Ted spent the weekend at his moms due to some obligations he had to fulfill and his brother was in town, and since his car is broken, driving back and forth, was not really an option. ENJOY!

I fully expected him to come home happy and relaxed.

He didn't.

In fact, he was tense and pissy.

I ask him why he was upset.

He said he was just crabby.

I asked why.

He said he just was.

I badgered him until he finally said:

"It sucks not having a car and being on other people's schedules. Plus not working really bums me out."

I get that, but are any of those things MY FAULT?? No, so stop being a crab. here are all the reasons why you should not be a crab...blah blah, harass, badger, poke.

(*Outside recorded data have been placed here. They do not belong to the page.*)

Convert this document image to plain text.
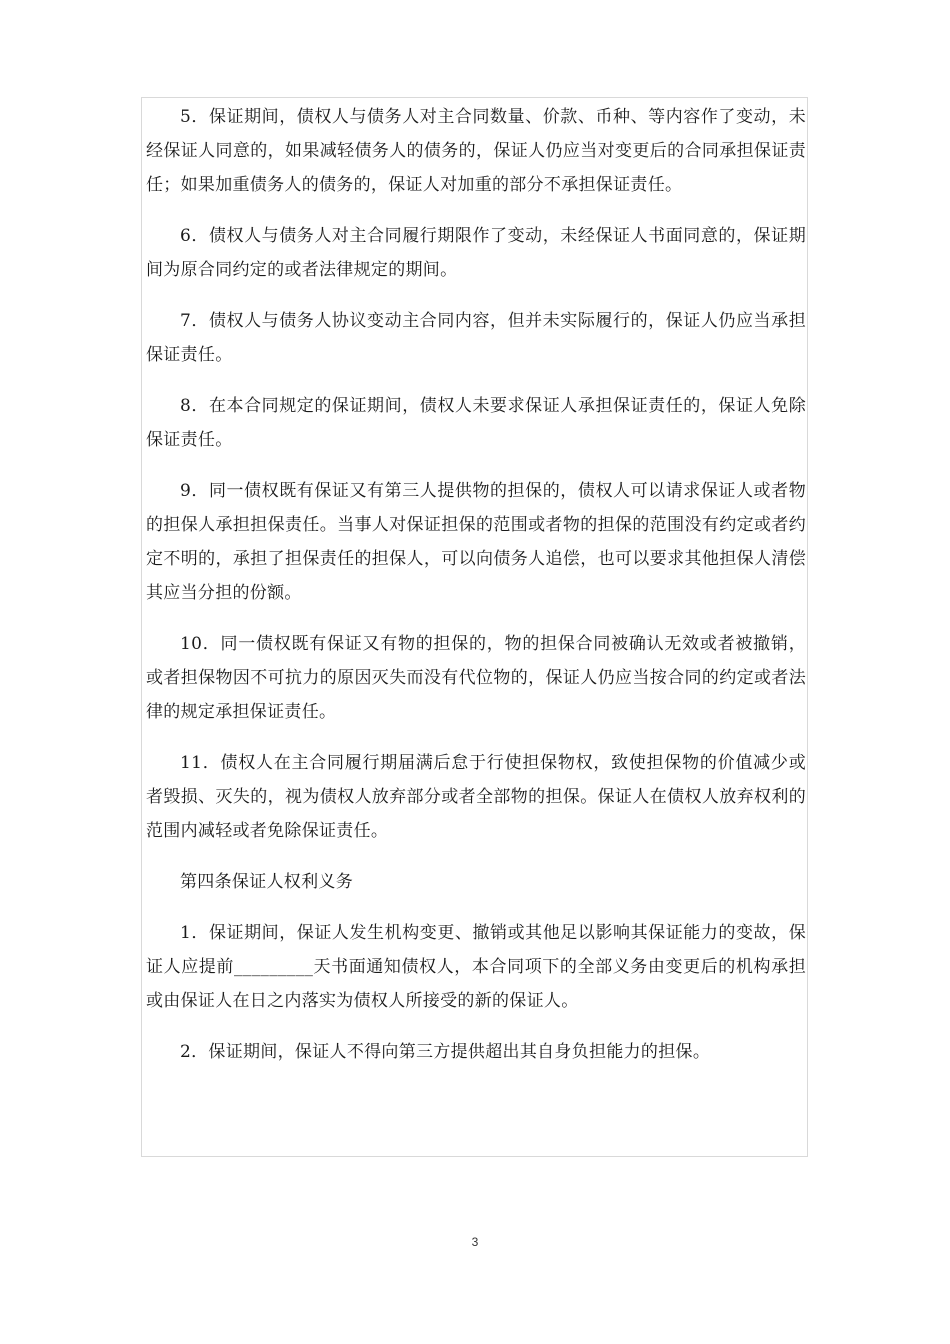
5．保证期间，债权人与债务人对主合同数量、价款、币种、等内容作了变动，未经保证人同意的，如果减轻债务人的债务的，保证人仍应当对变更后的合同承担保证责任；如果加重债务人的债务的，保证人对加重的部分不承担保证责任。

6．债权人与债务人对主合同履行期限作了变动，未经保证人书面同意的，保证期间为原合同约定的或者法律规定的期间。

7．债权人与债务人协议变动主合同内容，但并未实际履行的，保证人仍应当承担保证责任。

8．在本合同规定的保证期间，债权人未要求保证人承担保证责任的，保证人免除保证责任。

9．同一债权既有保证又有第三人提供物的担保的，债权人可以请求保证人或者物的担保人承担担保责任。当事人对保证担保的范围或者物的担保的范围没有约定或者约定不明的，承担了担保责任的担保人，可以向债务人追偿，也可以要求其他担保人清偿其应当分担的份额。

10．同一债权既有保证又有物的担保的，物的担保合同被确认无效或者被撤销，或者担保物因不可抗力的原因灭失而没有代位物的，保证人仍应当按合同的约定或者法律的规定承担保证责任。

11．债权人在主合同履行期届满后怠于行使担保物权，致使担保物的价值减少或者毁损、灭失的，视为债权人放弃部分或者全部物的担保。保证人在债权人放弃权利的范围内减轻或者免除保证责任。

第四条保证人权利义务

1．保证期间，保证人发生机构变更、撤销或其他足以影响其保证能力的变故，保证人应提前_________天书面通知债权人，本合同项下的全部义务由变更后的机构承担或由保证人在日之内落实为债权人所接受的新的保证人。

2．保证期间，保证人不得向第三方提供超出其自身负担能力的担保。

3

For some reason, my explanations, badgering, harassing and poking only made him madder.

Crazy, right?!?!

Hmmm, when I am crabby, for any reason, real or imagined, I just want to be crabby and be left alone.

Did I allow Ted the right to have his feelings? Nope. I tried to force him to conform to WHAT I WANTED him to feel.

Hello, Ego. How are you today?

Of course, it took some talking to a couple of sponsors to sort out the fact that this is not Ted's issue, it is mine. Believe me, I did not come to this conclusion all on my own.

If I had just allowed Ted his time to be upset and bummed out about some legitimate things that are going on in his life, it wouldn't have been anything to talk (blog) about.

So, I guess, there is a reason for my Ego-liciousness.

All About ME,

Gabbi

Tuesday, June 1, 2010

Oh dear.

Just to continue with the oddities that occur in my household...

Sunday morning Ted let me sleep in...oh heaven. Upon waking this is the conversation that takes place:

Ted: You should ask your son what he did this morning.

Me (knowing full well it can be nothing good by his use of the phrase YOUR SON): Sam, what did you do today?

Sam (cheerily): I pooped outside.

Me (totally not expecting that): OH!

Sam (cheery and proud): Like a dog.

Me: Huh....well, ok.

Sam (very matter of factly): The dogs ate my poop.

Oh dear.

Monday I woke up to:

Sam: Mom, scootch over.

Me: Mumble mumble (while scootching)

Sam: Mom, your hair is ugly.

Me: Mmmm, thanks.

Sam: Mom, your breath smells bad.

Me: GET IN YOUR OWN DARN BED THEN! Geez, I wake up to the Peanut Gallery, what the hell, mumble mumble, swear a bit, flop over, flip the pillow and try to ignore the commentary.

And a bit later on Monday while sitting on the couch with Sam:

Sam: Mom, I love you just the way you are.

Me: Awww, Sam, I love you too, just the way you are.